ValueProvider<String> is not getting accepted by the pipeline for BigTable's InstanceID and TableID


I'm trying to write to BigTable through a generic Dataflow code. By generic I mean it must be able to write to any BigTable table provided as a parameter at runtime, using a ValueProvider. The code is not showing any errors but when I try to create a template of the code, I can see below error message:

Exception in thread "main" java.lang.IllegalStateException: Value only available at runtime, but accessed from a non-runtime context: RuntimeValueProvider{propertyName=bigTableInstanceId, default=null}

It is weird as the functionality to give ValueProviders is supported for this.

Below is the code I am using to write to BigTable:

results.get(btSuccessTag).apply("Write to BigTable",
                    CloudBigtableIO.writeToTable(new CloudBigtableTableConfiguration.Builder()
                            .withProjectId(options.getProject())
                            .withInstanceId(options.getBigTableInstanceId())
                            .withTableId(options.getBigTableTable())
                            .build()));

The interface defining the ValueProviders is:

public interface BTPipelineOptions extends DataflowPipelineOptions{
    @Required
    @Description("BigTable Instance Id")
    ValueProvider<String> getBigTableInstanceId();
    void setBigTableInstanceId(ValueProvider<String> bigTableInstanceId);

    @Required
    @Description("BigTable Table Destination")
    ValueProvider<String> getBigTableTable();
    void setBigTableTable(ValueProvider<String> bigTableTable);

    @Required
    @Description("BT error file path")
    ValueProvider<String> getBTErrorFilePath();
    void setBTErrorFilePath(ValueProvider<String> btErrorFilePath);
}

Please let me know if I'm missing something here.


Solution

  • Unfortunately, it seems that the CloudBigtableIO parameters are not updated to be modified by templates via a ValueProvider.

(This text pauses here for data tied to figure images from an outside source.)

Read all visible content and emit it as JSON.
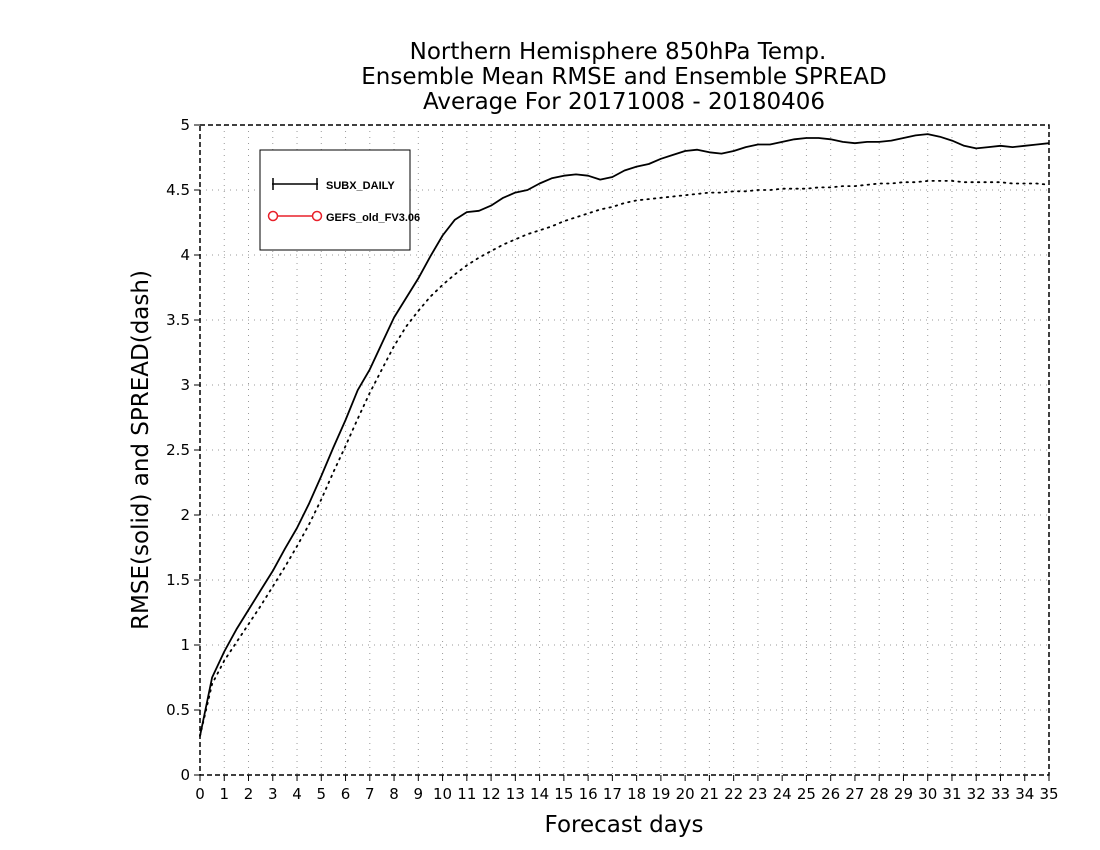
{
  "chart_data": {
    "type": "line",
    "title": [
      "Northern Hemisphere 850hPa Temp.",
      "Ensemble Mean RMSE and Ensemble SPREAD",
      "Average For 20171008 - 20180406"
    ],
    "xlabel": "Forecast days",
    "ylabel": "RMSE(solid) and SPREAD(dash)",
    "xlim": [
      0,
      35
    ],
    "ylim": [
      0,
      5
    ],
    "xticks": [
      "0",
      "1",
      "2",
      "3",
      "4",
      "5",
      "6",
      "7",
      "8",
      "9",
      "10",
      "11",
      "12",
      "13",
      "14",
      "15",
      "16",
      "17",
      "18",
      "19",
      "20",
      "21",
      "22",
      "23",
      "24",
      "25",
      "26",
      "27",
      "28",
      "29",
      "30",
      "31",
      "32",
      "33",
      "34",
      "35"
    ],
    "yticks": [
      "0",
      "0.5",
      "1",
      "1.5",
      "2",
      "2.5",
      "3",
      "3.5",
      "4",
      "4.5",
      "5"
    ],
    "grid": true,
    "legend": {
      "position": "top-left",
      "entries": [
        {
          "label": "SUBX_DAILY",
          "color": "#000000",
          "marker": "plus"
        },
        {
          "label": "GEFS_old_FV3.06",
          "color": "#e8202a",
          "marker": "circle"
        }
      ]
    },
    "series": [
      {
        "name": "SUBX_DAILY",
        "style": "solid",
        "color": "#000000",
        "x": [
          0,
          0.5,
          1,
          1.5,
          2,
          2.5,
          3,
          3.5,
          4,
          4.5,
          5,
          5.5,
          6,
          6.5,
          7,
          7.5,
          8,
          8.5,
          9,
          9.5,
          10,
          10.5,
          11,
          11.5,
          12,
          12.5,
          13,
          13.5,
          14,
          14.5,
          15,
          15.5,
          16,
          16.5,
          17,
          17.5,
          18,
          18.5,
          19,
          19.5,
          20,
          20.5,
          21,
          21.5,
          22,
          22.5,
          23,
          23.5,
          24,
          24.5,
          25,
          25.5,
          26,
          26.5,
          27,
          27.5,
          28,
          28.5,
          29,
          29.5,
          30,
          30.5,
          31,
          31.5,
          32,
          32.5,
          33,
          33.5,
          34,
          34.5,
          35
        ],
        "values": [
          0.3,
          0.75,
          0.95,
          1.12,
          1.27,
          1.42,
          1.57,
          1.74,
          1.9,
          2.09,
          2.3,
          2.52,
          2.73,
          2.96,
          3.12,
          3.32,
          3.52,
          3.67,
          3.82,
          3.99,
          4.15,
          4.27,
          4.33,
          4.34,
          4.38,
          4.44,
          4.48,
          4.5,
          4.55,
          4.59,
          4.61,
          4.62,
          4.61,
          4.58,
          4.6,
          4.65,
          4.68,
          4.7,
          4.74,
          4.77,
          4.8,
          4.81,
          4.79,
          4.78,
          4.8,
          4.83,
          4.85,
          4.85,
          4.87,
          4.89,
          4.9,
          4.9,
          4.89,
          4.87,
          4.86,
          4.87,
          4.87,
          4.88,
          4.9,
          4.92,
          4.93,
          4.91,
          4.88,
          4.84,
          4.82,
          4.83,
          4.84,
          4.83,
          4.84,
          4.85,
          4.86
        ]
      },
      {
        "name": "SUBX_DAILY",
        "style": "dash",
        "color": "#000000",
        "x": [
          0,
          0.5,
          1,
          1.5,
          2,
          2.5,
          3,
          3.5,
          4,
          4.5,
          5,
          5.5,
          6,
          6.5,
          7,
          7.5,
          8,
          8.5,
          9,
          9.5,
          10,
          10.5,
          11,
          11.5,
          12,
          12.5,
          13,
          13.5,
          14,
          14.5,
          15,
          15.5,
          16,
          16.5,
          17,
          17.5,
          18,
          18.5,
          19,
          19.5,
          20,
          20.5,
          21,
          21.5,
          22,
          22.5,
          23,
          23.5,
          24,
          24.5,
          25,
          25.5,
          26,
          26.5,
          27,
          27.5,
          28,
          28.5,
          29,
          29.5,
          30,
          30.5,
          31,
          31.5,
          32,
          32.5,
          33,
          33.5,
          34,
          34.5,
          35
        ],
        "values": [
          0.3,
          0.7,
          0.88,
          1.02,
          1.16,
          1.3,
          1.45,
          1.6,
          1.76,
          1.93,
          2.12,
          2.33,
          2.53,
          2.74,
          2.94,
          3.12,
          3.3,
          3.45,
          3.57,
          3.68,
          3.77,
          3.85,
          3.92,
          3.98,
          4.03,
          4.08,
          4.12,
          4.16,
          4.19,
          4.22,
          4.26,
          4.29,
          4.32,
          4.35,
          4.37,
          4.4,
          4.42,
          4.43,
          4.44,
          4.45,
          4.46,
          4.47,
          4.48,
          4.48,
          4.49,
          4.49,
          4.5,
          4.5,
          4.51,
          4.51,
          4.51,
          4.52,
          4.52,
          4.53,
          4.53,
          4.54,
          4.55,
          4.55,
          4.56,
          4.56,
          4.57,
          4.57,
          4.57,
          4.56,
          4.56,
          4.56,
          4.56,
          4.55,
          4.55,
          4.55,
          4.54
        ]
      }
    ]
  }
}
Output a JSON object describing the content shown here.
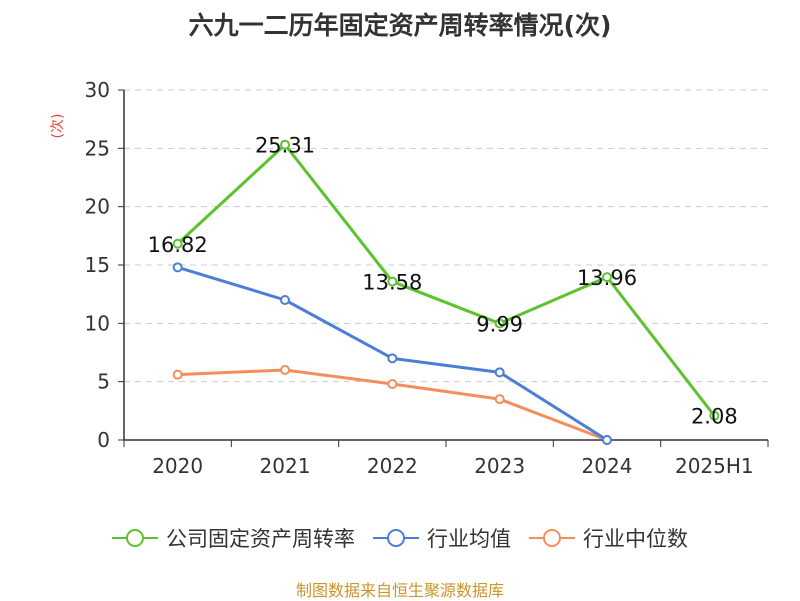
{
  "chart_data": {
    "type": "line",
    "title": "六九一二历年固定资产周转率情况(次)",
    "ylabel": "(次)",
    "xlabel": "",
    "categories": [
      "2020",
      "2021",
      "2022",
      "2023",
      "2024",
      "2025H1"
    ],
    "ylim": [
      0,
      30
    ],
    "yticks": [
      0,
      5,
      10,
      15,
      20,
      25,
      30
    ],
    "grid": true,
    "legend_position": "bottom",
    "series": [
      {
        "name": "公司固定资产周转率",
        "color": "#5cc22d",
        "values": [
          16.82,
          25.31,
          13.58,
          9.99,
          13.96,
          2.08
        ],
        "labels": [
          "16.82",
          "25.31",
          "13.58",
          "9.99",
          "13.96",
          "2.08"
        ]
      },
      {
        "name": "行业均值",
        "color": "#4b7fd6",
        "values": [
          14.8,
          12.0,
          7.0,
          5.8,
          0,
          null
        ]
      },
      {
        "name": "行业中位数",
        "color": "#f28f5d",
        "values": [
          5.6,
          6.0,
          4.8,
          3.5,
          0,
          null
        ]
      }
    ]
  },
  "source": "制图数据来自恒生聚源数据库"
}
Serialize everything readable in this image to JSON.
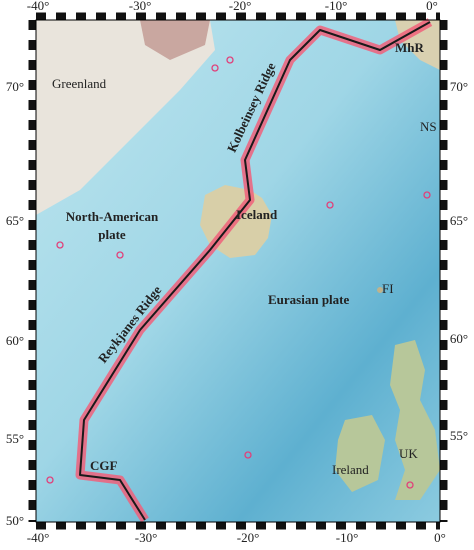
{
  "map": {
    "longitude_ticks_top": [
      "-40°",
      "-30°",
      "-20°",
      "-10°",
      "0°"
    ],
    "longitude_ticks_bottom": [
      "-40°",
      "-30°",
      "-20°",
      "-10°",
      "0°"
    ],
    "latitude_ticks_left": [
      "70°",
      "65°",
      "60°",
      "55°",
      "50°"
    ],
    "latitude_ticks_right": [
      "70°",
      "65°",
      "60°",
      "55°"
    ],
    "labels": {
      "greenland": "Greenland",
      "kolbeinsey": "Kolbeinsey Ridge",
      "mhr": "MhR",
      "ns": "NS",
      "north_american": [
        "North-American",
        "plate"
      ],
      "iceland": "Iceland",
      "fi": "FI",
      "eurasian": "Eurasian plate",
      "reykjanes": "Reykjanes Ridge",
      "cgf": "CGF",
      "ireland": "Ireland",
      "uk": "UK"
    }
  }
}
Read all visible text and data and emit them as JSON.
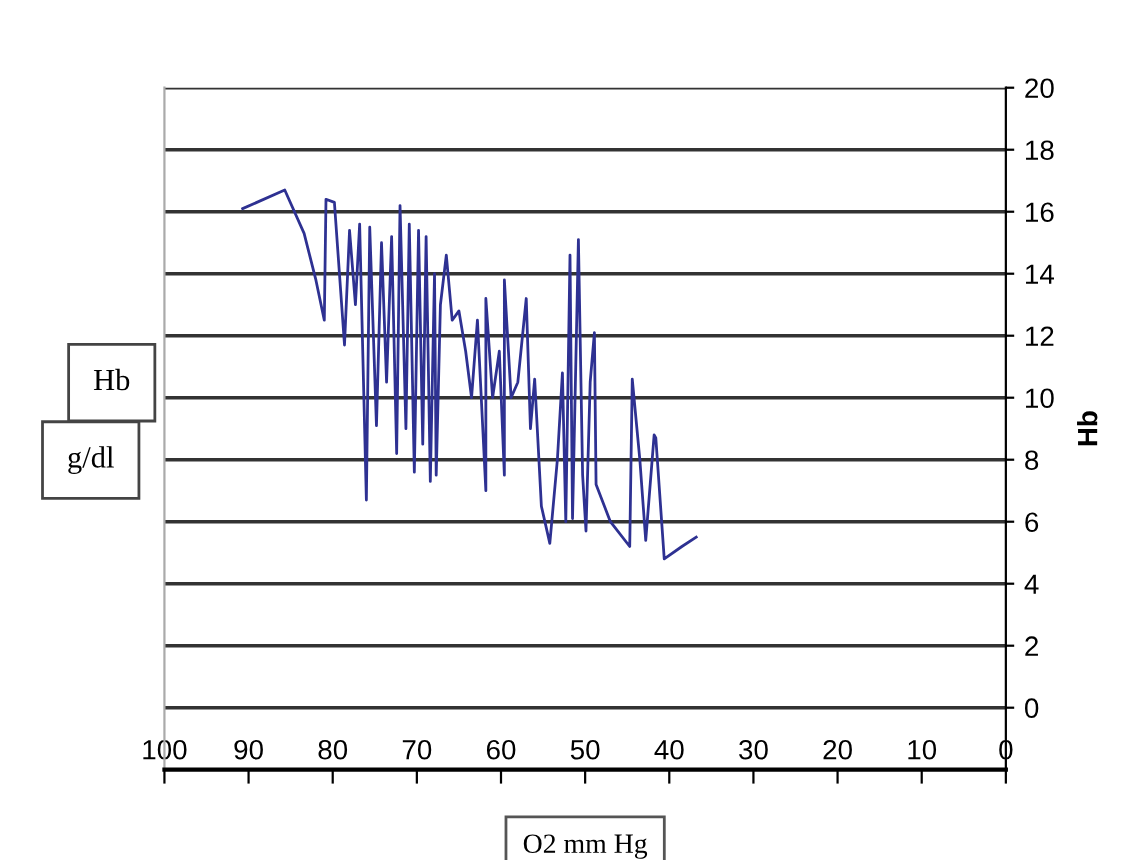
{
  "chart_data": {
    "type": "line",
    "x": [
      90.7,
      85.7,
      83.4,
      82.0,
      81.0,
      80.8,
      79.8,
      78.6,
      78.0,
      77.3,
      76.8,
      76.0,
      75.6,
      74.8,
      74.2,
      73.6,
      73.0,
      72.4,
      72.0,
      71.3,
      70.9,
      70.3,
      69.8,
      69.3,
      68.9,
      68.4,
      67.9,
      67.7,
      67.2,
      66.5,
      65.8,
      65.0,
      64.2,
      63.5,
      62.8,
      61.8,
      61.8,
      61.0,
      60.2,
      59.6,
      59.6,
      58.8,
      58.0,
      57.0,
      56.5,
      56.0,
      55.2,
      54.2,
      53.3,
      52.7,
      52.3,
      51.8,
      51.5,
      50.8,
      50.3,
      49.9,
      49.4,
      48.9,
      48.7,
      47.0,
      44.7,
      44.4,
      43.5,
      42.8,
      41.8,
      41.6,
      40.6,
      38.5,
      36.8
    ],
    "series": [
      {
        "color": "#2e3192",
        "values": [
          16.1,
          16.7,
          15.3,
          13.8,
          12.5,
          16.4,
          16.3,
          11.7,
          15.4,
          13.0,
          15.6,
          6.7,
          15.5,
          9.1,
          15.0,
          10.5,
          15.2,
          8.2,
          16.2,
          9.0,
          15.6,
          7.6,
          15.4,
          8.5,
          15.2,
          7.3,
          14.0,
          7.5,
          13.0,
          14.6,
          12.5,
          12.8,
          11.5,
          10.0,
          12.5,
          7.0,
          13.2,
          10.0,
          11.5,
          7.5,
          13.8,
          10.0,
          10.5,
          13.2,
          9.0,
          10.6,
          6.5,
          5.3,
          8.0,
          10.8,
          6.0,
          14.6,
          6.1,
          15.1,
          7.5,
          5.7,
          10.5,
          12.1,
          7.2,
          6.0,
          5.2,
          10.6,
          8.0,
          5.4,
          8.8,
          8.7,
          4.8,
          5.2,
          5.5
        ]
      }
    ],
    "xlim": [
      100,
      0
    ],
    "xticks": [
      100,
      90,
      80,
      70,
      60,
      50,
      40,
      30,
      20,
      10,
      0
    ],
    "ylim": [
      -2,
      20
    ],
    "yticks": [
      0,
      2,
      4,
      6,
      8,
      10,
      12,
      14,
      16,
      18,
      20
    ],
    "xlabel": "O2 mm Hg",
    "ylabel": "Hb",
    "annotations": [
      "Hb",
      "g/dl"
    ],
    "grid": "y",
    "marker": "none",
    "line_style": "solid"
  }
}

Though BigtableIO is compatible with ValueProviders.

    In order for Dataflow templates to be able to modify a parameter when launched from template, the library transforms (i.e. the source and sinks) it uses must be first updated to user ValueProviders for the parameters all the way into the library code, when the parameter is used. See more details about ValueProvider here.

    However, we have example template pipelines which work with BigtableIO instead of CloudBigtableIO. See AvroToBigtable. So I think that you have a few options

    1. Update your custom pipeline, using one of the Bigtable template examples as an example to follow. Be sure to use BigtableIO instead of CloudBigtableIO
    2. Update CloudBigtableIO to use ValueProviders all the way through, until the parameter is used. See creating_templates, and an example of proper ValueProvider usage in BigtableIO. Contribute it to apache beam's github, or extend/modify the class locally.
    3. See if the existing Bigtable template pipelines fit your needs. You can launch them from the Dataflow UI.

    I hope this works for you. Let me know if I explained this well. Or if I overlooked something.